All of Tuesday's votes were cast on new touch-screen voting machines.

As part of a federal mandate, registrars nationwide are getting millions of dollars to upgrade their systems.

What did voters think about the new system?

From all accounts, the response was overwhelmingly positive. Voters said it was simple, fast, and problem-free.

Sparks voters were the first in Northern Nevada to try out the touch screen system.

"it was really fast. I really like that I was in and out," said voter Charlene Courtney.

Others were impressed by the savings for the county and the environmental bonus of not using so much extra paper. Said voter Beth Wittock: "This'll be more cost effective way to go."

Dan Burk\Washoe County Registrar]
"In the Sparks alone it will save $13,000 for this election," said Dan Burk, Washoe County Voter Registrar. "If we use it for early voting in 2004, we could save the county $45,000."

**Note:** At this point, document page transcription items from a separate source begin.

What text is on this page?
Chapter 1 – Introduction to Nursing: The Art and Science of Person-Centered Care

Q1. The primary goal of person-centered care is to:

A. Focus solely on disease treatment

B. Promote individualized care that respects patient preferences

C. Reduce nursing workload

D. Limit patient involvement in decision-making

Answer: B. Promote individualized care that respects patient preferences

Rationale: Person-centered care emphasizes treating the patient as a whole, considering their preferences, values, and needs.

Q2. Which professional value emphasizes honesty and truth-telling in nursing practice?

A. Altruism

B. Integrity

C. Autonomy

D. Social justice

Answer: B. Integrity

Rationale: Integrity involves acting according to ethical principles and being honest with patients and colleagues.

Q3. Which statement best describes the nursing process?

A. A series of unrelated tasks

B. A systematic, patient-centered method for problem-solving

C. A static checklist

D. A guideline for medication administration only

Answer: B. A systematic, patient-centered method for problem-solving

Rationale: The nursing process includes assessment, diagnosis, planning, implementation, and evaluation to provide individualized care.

The voting is faster but the Registrar says tallying the ballots still takes time because staffers still have to load the information into the central system.

As for early concerns that seniors might not adjust to the new technology . . . "I think it's much more simple for seniors to touch a screen than punch a hole in ballot," said voter Lester Courtney.

With no major catastrophes in the touchscreen debut, plans are underway to phase it into permanence statewide.